Cansada dos ataques, mudei com meu marido para uma casa a um quarteirão de distância do escritório. O medo agora era de ser assaltada e até mesmo baleada a pé, como já vi uma vez aqui na rua do escritório e duas vezes na porta do prédio em que trabalho. Já evitava andar à noite e quando o fazia, porque o bairro é bem gostoso para se caminhar, era com o coração aos pulos. Medo de andar com os cachorros nas ruas porque cachorros também são sequestrados. Medo de andar com a bolsa pendurada no braço ou no ombro. Medo de usar o celular. Medo de que alguém me siga e fique conhecendo os meus passos. Medo de que alguém invada a casa. Medo durante o trajeto que meu marido faz do traballho pra casa e vice-versa.
Semana passada fui pega de supresa, numa tentativa de golpe. Por sorte achei um boteco cheio de bêbados para me abrigar.
Hoje o prédio em que um amigo mora foi invadido por 20 homens fortemente armados. Por sorte as filhas dele não estavam em casa e não precisaram, aos 9 e 6 anos de idade, presenciar essa violência. Mas meus sobrinhos, alguns anos atrás, já presenciaram. Por sorte ninguém acabou machucado ou morto.
Meu pai já foi assaltado no trânsito. Por sorte só levaram seu dinheiro. O mesmo com a minha mãe. O mesmo com o meu marido. Só levaram o dinheiro, o carro, enfim, só bens materiais, graças a Deus!
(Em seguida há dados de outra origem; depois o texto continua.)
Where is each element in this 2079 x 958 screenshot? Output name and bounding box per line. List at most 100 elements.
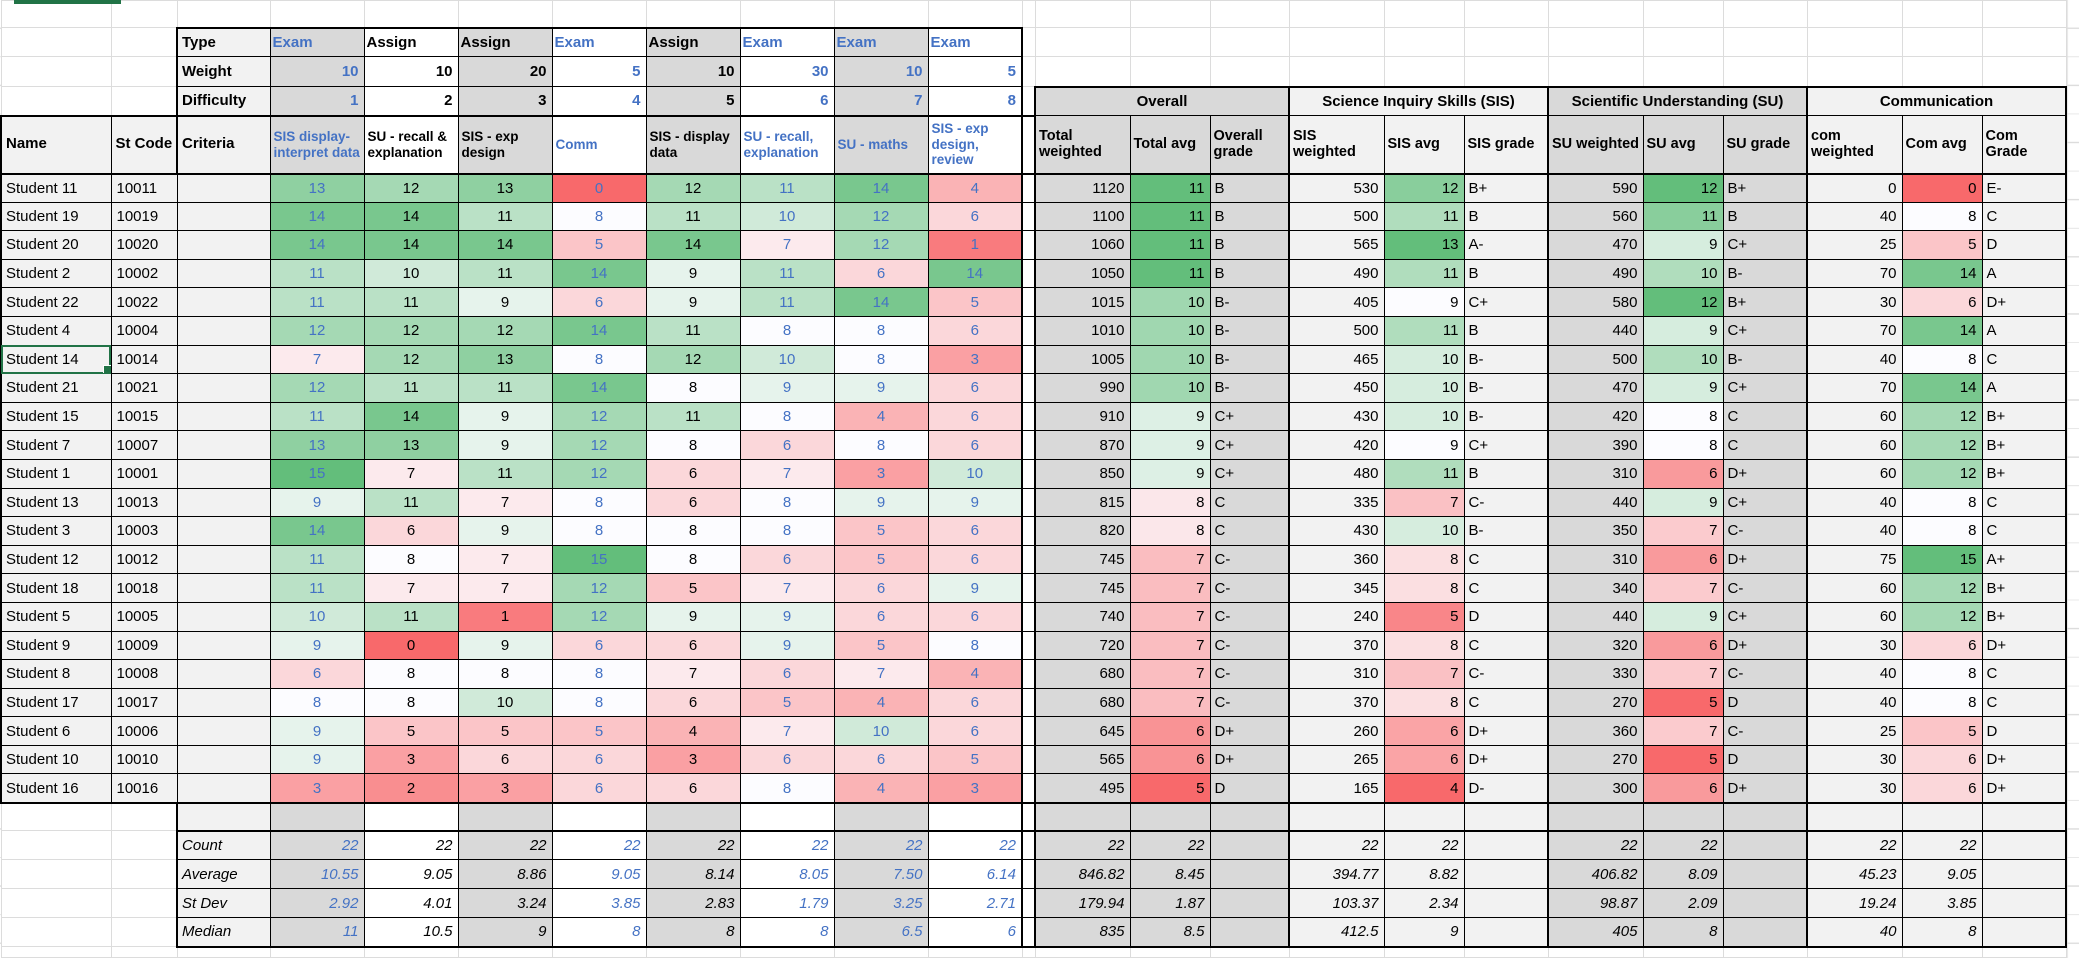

Só que eu não dou graças a Deus por essas coisas e nem acho que isso é sorte. Isso é uma afronta, uma violência inaceitável e eu estou com a sensação de que estou esperando a morte violenta e injusta de alguém amado para então poder parar de ouvir "por sorte e graças a Deus só levaram bens materiais", como se um vagabundo qualquer tivesse o direito de levar bens comprados com o nosso trabalho. A sociedade não é justa, em um pouco, mas nós também não temos culpa! Desde quando essa diferença social legitima a violência? Desde quando isso nos conforta? Ouço cada argumento e cada agradecimento nesses momentos que estou com a sensação de estar sozinha, sem entender o mínimo que se passa com as pessoas. Tem uma ordem invertida aí e meu inconformismo faz parecer que a inversão é minha. Será???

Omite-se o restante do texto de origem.